The researcher also explained that once the findings and recommendations outlined at the summit are made public, they expect the local government to be receptive and take legislative action to better prepare the island for such natural events as hurricanes.

“A long-term goal that we seek is that thanks to this discussion, we can advance public policy with these recommendations. We know that is a bit more difficult and long term, but I think it should not be eliminated as one of our goals. I think it is also important to give recognition to the [Science Trust], which identified this type of event that not only has a value for the participating institutions but also for the people of Puerto Rico in general,” she said, adding that the Trust “has contributed greatly to the island because it doesn’t identify itself with a particular sector but with the integration of these [goals]. Having accepted this idea and being the organizer has given the event a lot of validity.”

Increased vulnerability

The idea of direct collaboration between various jurisdictions in the Caribbean Basin to mitigate the growing impact of phenomena linked to climate change is beginning to take hold in the region, especially with the recent visit to Puerto Rico of former President Bill Clinton and his wife, former Secretary of State and former presidential candidate Hillary Clinton, who announced a funding commitment of $4 million that will be used exclusively to promote sustainable agriculture projects on the island.

The Clintons’ announcement was made during the recent Clinton Global Initiative meeting held in San Juan, where the topic of climate change was comprehensively addressed.

During the event, the former president pointed out the challenges that rebuilding the Caribbean in the aftermath of the 2017 hurricane season represents, especially as experts assure that areas such as the Caribbean will be more prone to these types of disasters because not only is climate change causing the oceans to expand, but also melting glaciers and the polar ice caps quicker, resulting in rising sea levels.

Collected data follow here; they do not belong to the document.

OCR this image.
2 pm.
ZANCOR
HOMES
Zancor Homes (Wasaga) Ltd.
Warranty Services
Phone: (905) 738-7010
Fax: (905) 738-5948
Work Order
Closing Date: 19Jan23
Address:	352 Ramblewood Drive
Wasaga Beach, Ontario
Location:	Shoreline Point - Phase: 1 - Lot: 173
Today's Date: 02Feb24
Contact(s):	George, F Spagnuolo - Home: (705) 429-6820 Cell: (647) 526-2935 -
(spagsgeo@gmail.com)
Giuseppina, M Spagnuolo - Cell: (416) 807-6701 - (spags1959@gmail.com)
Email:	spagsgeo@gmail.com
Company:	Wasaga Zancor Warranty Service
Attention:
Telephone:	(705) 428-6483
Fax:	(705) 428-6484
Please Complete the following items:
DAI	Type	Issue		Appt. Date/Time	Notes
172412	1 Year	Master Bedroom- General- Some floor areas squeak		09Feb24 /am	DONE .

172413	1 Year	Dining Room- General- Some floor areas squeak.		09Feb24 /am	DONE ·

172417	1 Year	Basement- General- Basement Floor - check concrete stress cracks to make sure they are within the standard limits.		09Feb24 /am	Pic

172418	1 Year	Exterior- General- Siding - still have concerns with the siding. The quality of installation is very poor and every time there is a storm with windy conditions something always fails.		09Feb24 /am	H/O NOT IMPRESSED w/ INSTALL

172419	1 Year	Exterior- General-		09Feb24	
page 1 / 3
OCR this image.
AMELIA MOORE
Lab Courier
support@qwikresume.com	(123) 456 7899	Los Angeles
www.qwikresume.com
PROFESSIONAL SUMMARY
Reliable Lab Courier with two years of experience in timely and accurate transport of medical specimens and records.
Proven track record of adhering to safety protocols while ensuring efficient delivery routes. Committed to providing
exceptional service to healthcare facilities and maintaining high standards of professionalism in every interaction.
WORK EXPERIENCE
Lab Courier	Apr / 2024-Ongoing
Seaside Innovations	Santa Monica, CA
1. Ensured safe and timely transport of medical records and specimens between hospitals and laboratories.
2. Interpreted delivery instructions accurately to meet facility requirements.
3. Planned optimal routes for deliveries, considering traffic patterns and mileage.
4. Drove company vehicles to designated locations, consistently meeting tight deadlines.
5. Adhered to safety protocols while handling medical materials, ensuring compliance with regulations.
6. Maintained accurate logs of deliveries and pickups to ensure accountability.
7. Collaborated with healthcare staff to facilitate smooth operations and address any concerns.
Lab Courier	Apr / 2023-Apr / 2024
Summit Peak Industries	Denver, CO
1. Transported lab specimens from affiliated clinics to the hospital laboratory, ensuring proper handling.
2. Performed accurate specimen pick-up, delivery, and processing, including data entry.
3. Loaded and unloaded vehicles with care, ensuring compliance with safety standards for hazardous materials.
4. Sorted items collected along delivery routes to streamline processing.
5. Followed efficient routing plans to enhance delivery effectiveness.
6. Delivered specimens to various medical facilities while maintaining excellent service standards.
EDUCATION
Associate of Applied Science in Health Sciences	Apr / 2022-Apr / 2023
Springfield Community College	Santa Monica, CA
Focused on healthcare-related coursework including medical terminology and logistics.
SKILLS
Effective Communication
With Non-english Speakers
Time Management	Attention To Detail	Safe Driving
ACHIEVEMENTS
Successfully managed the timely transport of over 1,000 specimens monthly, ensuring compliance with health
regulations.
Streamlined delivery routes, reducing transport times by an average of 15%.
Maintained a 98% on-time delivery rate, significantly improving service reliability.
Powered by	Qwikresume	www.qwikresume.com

“This summit is very relevant in the context of what was discussed this week with the Clintons, which is basically the importance of everyone in the Caribbean starting to collaborate and finding solutions that can be applied to all the islands. So, for us, it is a privilege to have the first meeting, where we will have the opportunity to discuss this topic as a region, which is so relevant today, but will have much more relevance in the future,” said Crespo, who will moderate the Caribbean Voices panel from an institutional perspective.

“As very well-articulated by former President Clinton, among the areas most susceptible to all climate change are precisely the islands of the Caribbean. That is why it makes the topics we are going to touch upon in this conversation even more relevant. We hope this is only the first step to achieve resilience in Puerto Rico and the Caribbean,” she added.